Para llegar a su casa en un día de lluvia como el último viernes, hay que estar
dispuesta a mojarse los pies en un agua negra que impide ver los desagües. Es un
chalet blanqueado y sin terminar del plan Fonavi, al límite de la "villa
cuernito", en Dock Sud. Ahí resiste el embate de sus vecinos, que la cargan
cuando sale a la calle con sus atributos de chica stone y los walkman puestos.
"Lo que pasa es que para escuchar rock hay que tener un poco de nivel
intelectual, porque a lo mejor dice lo mismo que la cumbia, pero con metáforas.
Hay que tomarse el trabajo para entenderlo", dice, aunque se enoja también con
los "rollingas" que "para putear te dicen cumbianchera o villera".
Suele suceder que cuando los límites están muy cerca es necesario expresar las
diferencias que hacen de frontera, para afirmarse. Buchu –y sus amigas de
Floresta– no necesitaba explicar demasiado por qué prefería sus zapatillas de
lona a esos tractores último modelo que otros adolescentes exhiben en los pies.

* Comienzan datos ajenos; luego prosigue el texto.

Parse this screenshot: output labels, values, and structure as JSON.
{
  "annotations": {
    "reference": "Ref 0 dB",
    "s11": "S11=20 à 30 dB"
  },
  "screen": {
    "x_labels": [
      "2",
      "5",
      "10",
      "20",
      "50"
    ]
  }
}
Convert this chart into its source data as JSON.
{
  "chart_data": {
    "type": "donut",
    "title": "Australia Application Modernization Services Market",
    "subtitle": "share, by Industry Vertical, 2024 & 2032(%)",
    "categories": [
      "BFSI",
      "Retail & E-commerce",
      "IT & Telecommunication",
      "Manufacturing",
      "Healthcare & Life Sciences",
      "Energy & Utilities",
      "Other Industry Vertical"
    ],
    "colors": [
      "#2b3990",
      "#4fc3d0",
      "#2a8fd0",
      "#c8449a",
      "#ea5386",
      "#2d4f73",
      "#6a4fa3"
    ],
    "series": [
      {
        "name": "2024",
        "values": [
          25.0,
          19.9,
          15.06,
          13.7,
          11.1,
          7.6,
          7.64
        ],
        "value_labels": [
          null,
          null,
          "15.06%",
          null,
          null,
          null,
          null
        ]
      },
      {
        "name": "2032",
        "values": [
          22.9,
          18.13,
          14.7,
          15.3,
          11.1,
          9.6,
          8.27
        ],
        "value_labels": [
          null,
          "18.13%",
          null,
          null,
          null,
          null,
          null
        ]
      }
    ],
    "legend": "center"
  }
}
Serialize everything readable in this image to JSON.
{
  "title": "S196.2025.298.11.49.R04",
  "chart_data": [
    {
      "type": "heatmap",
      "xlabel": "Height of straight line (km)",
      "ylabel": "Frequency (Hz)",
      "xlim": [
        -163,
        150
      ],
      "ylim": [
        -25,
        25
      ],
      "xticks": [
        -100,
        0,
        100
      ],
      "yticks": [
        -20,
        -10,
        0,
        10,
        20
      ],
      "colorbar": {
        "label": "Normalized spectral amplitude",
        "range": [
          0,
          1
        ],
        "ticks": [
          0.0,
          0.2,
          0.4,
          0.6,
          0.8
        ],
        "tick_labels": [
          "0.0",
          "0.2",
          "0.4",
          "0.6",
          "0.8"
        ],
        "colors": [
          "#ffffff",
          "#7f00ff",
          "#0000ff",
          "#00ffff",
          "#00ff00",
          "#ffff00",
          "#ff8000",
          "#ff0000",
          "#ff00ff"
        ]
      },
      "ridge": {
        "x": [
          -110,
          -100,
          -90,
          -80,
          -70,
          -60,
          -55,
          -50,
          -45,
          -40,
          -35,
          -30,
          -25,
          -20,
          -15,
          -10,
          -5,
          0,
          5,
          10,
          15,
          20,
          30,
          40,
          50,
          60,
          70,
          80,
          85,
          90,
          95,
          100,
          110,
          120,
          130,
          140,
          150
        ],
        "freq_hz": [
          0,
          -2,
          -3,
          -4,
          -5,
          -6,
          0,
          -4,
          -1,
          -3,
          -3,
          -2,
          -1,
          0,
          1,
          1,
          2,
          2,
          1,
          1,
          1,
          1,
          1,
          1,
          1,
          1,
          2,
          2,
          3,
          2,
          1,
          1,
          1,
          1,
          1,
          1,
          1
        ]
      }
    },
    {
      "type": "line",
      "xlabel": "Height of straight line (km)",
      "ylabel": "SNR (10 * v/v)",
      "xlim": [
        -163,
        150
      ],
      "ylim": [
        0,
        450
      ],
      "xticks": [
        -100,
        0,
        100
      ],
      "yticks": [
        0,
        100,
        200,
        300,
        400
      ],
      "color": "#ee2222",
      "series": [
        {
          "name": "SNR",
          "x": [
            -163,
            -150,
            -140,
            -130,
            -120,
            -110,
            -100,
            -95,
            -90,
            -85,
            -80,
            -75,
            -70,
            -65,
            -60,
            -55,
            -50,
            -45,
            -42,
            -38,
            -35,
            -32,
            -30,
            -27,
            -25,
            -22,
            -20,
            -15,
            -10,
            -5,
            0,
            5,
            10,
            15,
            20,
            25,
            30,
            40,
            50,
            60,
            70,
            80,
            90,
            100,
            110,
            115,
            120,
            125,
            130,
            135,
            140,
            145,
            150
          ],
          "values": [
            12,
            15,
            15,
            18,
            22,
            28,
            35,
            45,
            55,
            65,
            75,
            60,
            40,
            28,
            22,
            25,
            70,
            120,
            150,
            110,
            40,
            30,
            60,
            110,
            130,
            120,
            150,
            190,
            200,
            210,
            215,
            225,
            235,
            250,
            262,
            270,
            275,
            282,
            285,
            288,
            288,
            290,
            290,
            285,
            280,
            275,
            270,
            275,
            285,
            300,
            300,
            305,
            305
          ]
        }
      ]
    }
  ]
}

Para ellas, los jeans rotos y las zapatillas dibujadas son signos de una
elección. Para Dalma, en cambio, son una forma de resistencia: "A veces es muy
feo que te griten crota, o ‘rollinga, comprate zapatillas’, pero yo prefiero mis
topper a que me chifle la panza. Vos los ves a los cumbieros con Adidas de 250
pesos y flacos como una astilla ¡será que no comen!". Dalma no se acuerda casi
nada del último recital, salvo de la advertencia por las bengalas. Pero eso era
lo más común, si había estado en mayo, junto a su madre, que la acompaña a todos
lados, cuando se prendió fuego por primera vez la media sombra que tapaba los
cables en el boliche de Chabán. "El en persona apagó el fuego para no llamar a
los bomberos, pero éramos pocos y salimos todos. Después volvimos a entrar. ¿Y
por qué volvimos a entrar? Nosotros mismos nos tenemos que rescatar, pero
estamos muy acelerados."
Igual, ella tiene todo para agradecer a la "familia callejera", mientras está
bailando en un recital, de espaldas o de frente a los músicos, a nadie le
importa "si sos gorda, si tenés plata, si fumás o no fumás, si vivís en la villa
o al lado. Ni siquiera importa si un día estás con un novio y otro día con otro
pibe, por ahí ellos se encuentran y está todo bien, ‘quedatelá’, dicen. En
cambio en la bailanta capaz que por eso se acuchillan. Y eso que van
reempilchados".
El Terko y el Topo
"Era mi hermano el que se hacía llamar así, Terko, por un tema de La Renga que
decía ‘siempre que muera, volveré a nacer’. Era un pibe común, de 18, acababa de
terminar la escuela, en el Juan XXIII de Ramos Mejía. Iba a estudiar ingeniería
informática. Jugaba al fútbol, estaba todo el día frente a la computadora, era
parte de su vida. Y con mi papá, a los dos les gustaba la música, entonces mi
papá se metía en el medio de los chicos", dice Romina Viega Mendes. Fueron cinco
los egresados del Juan XXIII que llegaron aquella noche a ver Callejeros, y tres
sobrevivieron. El Topo, Federico González y el Terko, Cristian Viega Mendes,
quedaron mezclados en un abrazo, inconscientes, debajo de una pila de cuerpos
enmarañados. Tan juntos estaban que los documentos llegaron con el cuerpo
equivocado a la morgue. Fue un alivio corto para el novio de Romina, esa vez no
tendría que dar la mala noticia a su suegro, una noticia que detodos modos no
tardó en teñir la casa de los Viega Mendes de un luto que apenas se nombra.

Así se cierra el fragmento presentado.